Most at risk are people with diabetes, high blood pressure, family histories of kidney disease and the elderly.

They need tests for signs of impaired kidney function, the new guidelines say:

_People with kidney disease have increased protein in their urine. A simple urine test, done either by a laboratory or in a doctor's office using a special dipstick test that checks specifically for the protein albumin, measures protein levels.

_The second test estimates patients' GFR _ glomerular filtration rate, a medical term for how well the kidneys are filtering. A blood test that measures levels of the body metabolite creatinine allows doctors to estimate that GFR rate.

Four therapies are available to slow kidney damage:

_Drugs called angiotensin II receptor blockers can slow kidney failure by about two years in people with advanced disease, and proponents expect they'll work even better if taken by people in earlier stages of chronic renal disease. They work by relaxing delicate blood vessels in the kidneys, and are similar to a type of blood pressure medicine called ACE inhibitors.

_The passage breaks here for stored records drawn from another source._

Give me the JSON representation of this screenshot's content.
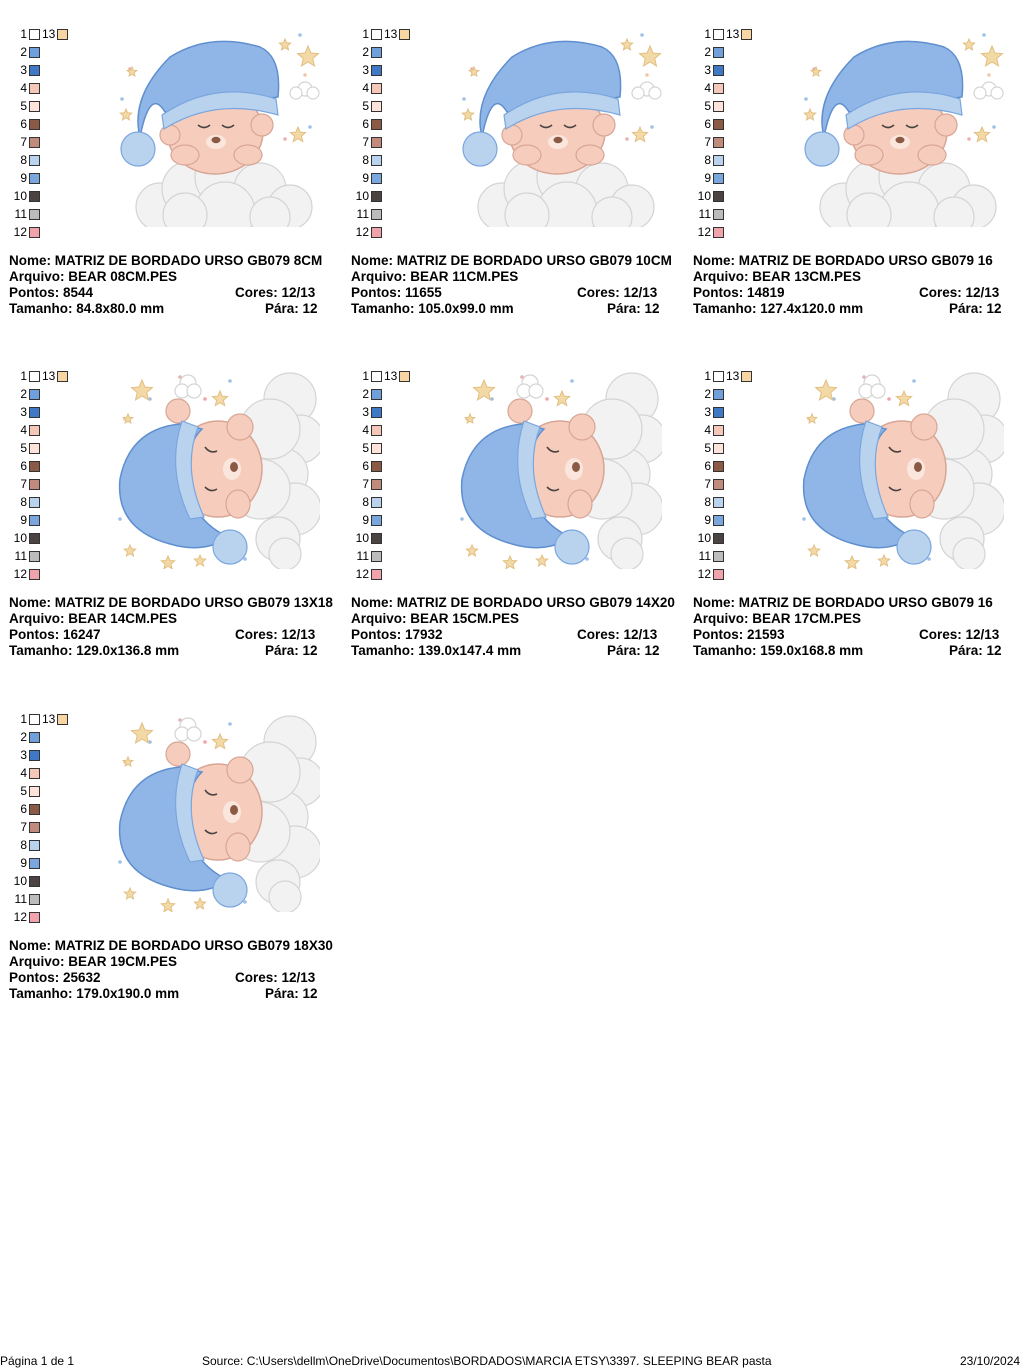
{
  "palette": {
    "numbers": [
      "1",
      "2",
      "3",
      "4",
      "5",
      "6",
      "7",
      "8",
      "9",
      "10",
      "11",
      "12"
    ],
    "extra_number": "13",
    "colors": [
      "#ffffff",
      "#6fa0dc",
      "#3f78c4",
      "#f4c7b8",
      "#fde3da",
      "#8a5a44",
      "#c08b7a",
      "#b9d3ef",
      "#7aa6de",
      "#4a4341",
      "#bcbcbc",
      "#f0a3aa"
    ],
    "extra_color": "#f7d6a4"
  },
  "designs": [
    {
      "nome_label": "Nome:",
      "nome": "MATRIZ DE BORDADO URSO GB079 8CM",
      "arquivo_label": "Arquivo:",
      "arquivo": "BEAR 08CM.PES",
      "pontos_label": "Pontos:",
      "pontos": "8544",
      "cores_label": "Cores:",
      "cores": "12/13",
      "tamanho_label": "Tamanho:",
      "tamanho": "84.8x80.0 mm",
      "para_label": "Pára:",
      "para": "12",
      "variant": "front"
    },
    {
      "nome_label": "Nome:",
      "nome": "MATRIZ DE BORDADO URSO GB079 10CM",
      "arquivo_label": "Arquivo:",
      "arquivo": "BEAR 11CM.PES",
      "pontos_label": "Pontos:",
      "pontos": "11655",
      "cores_label": "Cores:",
      "cores": "12/13",
      "tamanho_label": "Tamanho:",
      "tamanho": "105.0x99.0 mm",
      "para_label": "Pára:",
      "para": "12",
      "variant": "front"
    },
    {
      "nome_label": "Nome:",
      "nome": "MATRIZ DE BORDADO URSO GB079 16",
      "arquivo_label": "Arquivo:",
      "arquivo": "BEAR 13CM.PES",
      "pontos_label": "Pontos:",
      "pontos": "14819",
      "cores_label": "Cores:",
      "cores": "12/13",
      "tamanho_label": "Tamanho:",
      "tamanho": "127.4x120.0 mm",
      "para_label": "Pára:",
      "para": "12",
      "variant": "front"
    },
    {
      "nome_label": "Nome:",
      "nome": "MATRIZ DE BORDADO URSO GB079 13X18",
      "arquivo_label": "Arquivo:",
      "arquivo": "BEAR 14CM.PES",
      "pontos_label": "Pontos:",
      "pontos": "16247",
      "cores_label": "Cores:",
      "cores": "12/13",
      "tamanho_label": "Tamanho:",
      "tamanho": "129.0x136.8 mm",
      "para_label": "Pára:",
      "para": "12",
      "variant": "side"
    },
    {
      "nome_label": "Nome:",
      "nome": "MATRIZ DE BORDADO URSO GB079 14X20",
      "arquivo_label": "Arquivo:",
      "arquivo": "BEAR 15CM.PES",
      "pontos_label": "Pontos:",
      "pontos": "17932",
      "cores_label": "Cores:",
      "cores": "12/13",
      "tamanho_label": "Tamanho:",
      "tamanho": "139.0x147.4 mm",
      "para_label": "Pára:",
      "para": "12",
      "variant": "side"
    },
    {
      "nome_label": "Nome:",
      "nome": "MATRIZ DE BORDADO URSO GB079 16",
      "arquivo_label": "Arquivo:",
      "arquivo": "BEAR 17CM.PES",
      "pontos_label": "Pontos:",
      "pontos": "21593",
      "cores_label": "Cores:",
      "cores": "12/13",
      "tamanho_label": "Tamanho:",
      "tamanho": "159.0x168.8 mm",
      "para_label": "Pára:",
      "para": "12",
      "variant": "side"
    },
    {
      "nome_label": "Nome:",
      "nome": "MATRIZ DE BORDADO URSO GB079 18X30",
      "arquivo_label": "Arquivo:",
      "arquivo": "BEAR 19CM.PES",
      "pontos_label": "Pontos:",
      "pontos": "25632",
      "cores_label": "Cores:",
      "cores": "12/13",
      "tamanho_label": "Tamanho:",
      "tamanho": "179.0x190.0 mm",
      "para_label": "Pára:",
      "para": "12",
      "variant": "side"
    }
  ],
  "footer": {
    "page": "Página 1 de 1",
    "source": "Source: C:\\Users\\dellm\\OneDrive\\Documentos\\BORDADOS\\MARCIA ETSY\\3397. SLEEPING BEAR pasta",
    "date": "23/10/2024"
  }
}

_Strict blood pressure control is crucial.

_In diabetics, strict blood sugar control protects the kidneys.

_Low-protein diets often are recommended, too, although studies of whether they help have had mixed results, Levey said.

To track how well therapy is working, patients need the blood and urine tests repeated at least yearly, more often once the GFR drops below 60, which separates mild disease from more serious organ damage, Levey said.

For people whose first tests show they don't yet have kidney disease, the foundation still is studying how often screening should be offered.

The American Diabetes Association recommends yearly urine tests for most diabetics. Doctors should not use regular dipstick tests, the kind often used for pregnant women, but the albumin-specific kind or send the urine to a lab to be sure they detect small protein levels, cautioned ADA's Dr. Nathaniel Clark.